One Year of Poetry: The Journey so far
Today marks 1 year since I started writing seriously. Today also marks a year since I started sharing my poems for the world to see. Writing constantly for a whole year wasn’t an easy challenge, it wasn’t just a walk in the park, it was work. In July last year, I decided to start writing at least one poem every month. I didn’t think I would make it to a year, I just thought I’d “see how it goes” but here I am. There were many months when I found myself searching for inspiration for what to write 2 days to the end of the month but I did it. I was determined to start something I wasn’t forced to do and that wasn’t related to school and see it through to the end. Something I have never been able to do.
For as long as I can remember, I’ve always been a writer. As early as primary school, I wrote many poems and stories. A small number of these stories were finished, but there are more that were never finished and a larger number that hasn’t been expressed on paper. But i stopped for a long time. “So what went wrong?Why did I stop writing?” some of you might be wondering. Here’s my story.
I first experienced boarding school life when I was in Senior Secondary School. The structured schedules, early lights-out, and early lights-on, the morning teas and the nightcaps, the classes and the prep times were all overwhelming. On my first day of classes, I wrote a poem during night prep. I had been told during the orientation that prep time was meant for quiet study, assignments, and reading but I was met with laughter, play, and noise. Looking back, I realize that the returning students had resumed the previous day and thus, they would have wanted to catch up with their friends. Ignorant to this current revelation, I wrote a poem titled “Class”. Right now, I don’t know the exact words I used but I remember the words that set me up for a bad first year and the hatred of half of my set mates.
“A class filled with unserious students who don’t seem to have a future”
I don’t think I knew the weight of what I had written until one of my roommates read it and blew it out of proportion. I tried to justify myself but it was too late. Words are the hardest things to reverse whether spoken or written and as soon as they drop, just like raindrops on a sloppy street, it finds its way to every crevice until it can’t go any further. This was the case of my poem.
The next week, the nightmare began. Hateful words flew in my direction, the bullies found a prey, and my twin, who knew nothing about the whole situation, had to pass through the same madness.
In my second and third years, I was able to redeem myself but I decided not to write publicly again and instead of words, I decided to use arts and crafts to express my thoughts and whenever I had dreams, I wrote stories about them. Stories for my eyes only.
In college, I got the experience I had hoped for. A new start without issues or stories from my past, new friends that didn’t judge me, and best of all, I didn’t have to constantly prove myself to them. But with all the workload of college, I didn’t have any reason to write and I didn’t want to repeat my mistakes from secondary school. So, I pushed writing farther away from me like an epidemic.
In the summer before my third year, I had my first heartbreak and that got me writing poems again. That was the only way I could let go. That was the only way I could pull down the weights to fly.
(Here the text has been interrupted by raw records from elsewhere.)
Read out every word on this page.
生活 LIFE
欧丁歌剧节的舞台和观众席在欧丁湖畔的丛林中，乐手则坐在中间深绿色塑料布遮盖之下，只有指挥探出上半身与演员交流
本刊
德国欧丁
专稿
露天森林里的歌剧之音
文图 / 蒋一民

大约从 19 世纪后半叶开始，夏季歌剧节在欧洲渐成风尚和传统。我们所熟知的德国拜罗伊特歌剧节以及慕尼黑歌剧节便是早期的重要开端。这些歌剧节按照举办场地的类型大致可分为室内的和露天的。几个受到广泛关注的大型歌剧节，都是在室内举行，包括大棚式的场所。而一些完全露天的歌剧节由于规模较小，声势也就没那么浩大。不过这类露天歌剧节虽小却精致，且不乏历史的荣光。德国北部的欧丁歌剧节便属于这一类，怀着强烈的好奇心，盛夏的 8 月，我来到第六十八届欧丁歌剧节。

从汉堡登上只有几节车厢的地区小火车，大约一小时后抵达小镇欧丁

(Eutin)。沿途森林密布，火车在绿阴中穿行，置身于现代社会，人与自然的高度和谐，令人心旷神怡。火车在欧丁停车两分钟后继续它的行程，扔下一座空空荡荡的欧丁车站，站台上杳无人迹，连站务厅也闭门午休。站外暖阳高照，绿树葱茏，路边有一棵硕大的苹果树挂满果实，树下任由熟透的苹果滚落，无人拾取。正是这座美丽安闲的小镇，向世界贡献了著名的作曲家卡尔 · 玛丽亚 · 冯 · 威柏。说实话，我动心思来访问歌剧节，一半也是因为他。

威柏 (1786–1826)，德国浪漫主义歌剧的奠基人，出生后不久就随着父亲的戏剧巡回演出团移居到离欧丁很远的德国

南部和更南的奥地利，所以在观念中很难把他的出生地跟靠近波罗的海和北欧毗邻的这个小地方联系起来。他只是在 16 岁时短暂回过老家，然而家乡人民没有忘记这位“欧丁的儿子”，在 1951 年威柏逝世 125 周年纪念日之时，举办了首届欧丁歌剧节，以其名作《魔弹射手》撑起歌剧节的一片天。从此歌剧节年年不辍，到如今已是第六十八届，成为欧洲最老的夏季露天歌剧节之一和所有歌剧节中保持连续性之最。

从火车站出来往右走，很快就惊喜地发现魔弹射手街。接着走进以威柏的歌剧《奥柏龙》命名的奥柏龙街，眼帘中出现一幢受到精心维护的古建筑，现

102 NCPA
These poems remained in my secret place and no one read them.
My 2018 started with a reflective article written by my friend Ife, a better writer than I am by far. His writing sparked a fire in me that had been dimming slowly. I started contemplating whether to start writing again seriously or whether to kill that urge to express myself. As if he knew the war going on in my head, he posted another article “Just write!” where he talked about one of his new year resolutions, writing. That was the springboard I needed to dive fully into this world of writing and I did. I started writing my thoughts and experiences but it wasn’t until this day last year that I decided to post my first poem, “The Soldier’s Wife” for the world to read.
At that time, I thought I’d just drop one bomb and “see how it goes”, “test the waters” you know. I didn’t plan to make it a constant thing. Until another friend of mine, Enkay, another writer I look up to, sent me a link to an article titled, “The Interviewer Who Cursed Me Out and Changed My Life” and he encouraged me to keep writing. That was when I decided that I’d try to post at least one poem every month. It’s a year now and I haven’t missed any month. Like i said earlier, the challenge wasn’t easy at all. But I learnt a few things along the way which I’d like to share.
- Be consistent. Create a pattern and work with it.
- Be sure to finish whatever you start.
- Don’t throw away any thought, write it down. You can always build on it later.
- Never delete any idea you have. It might come in handy later.
- Pay attention to your environment. There are so many things happening around you that you can write about. You can put yourself in other people’s shoes too. You’ll be surprised at what you’ll see.
I plan to continue this challenge and push myself to add short stories and possibly long stories as the spirit leads. Thank you for reading this far.
Thank you, Jesus, for inspiring everything I write, Thanks to my friends and family for the motivation and support and thanks to all my lovely readers for sharing this journey with me so far. Expect more from me.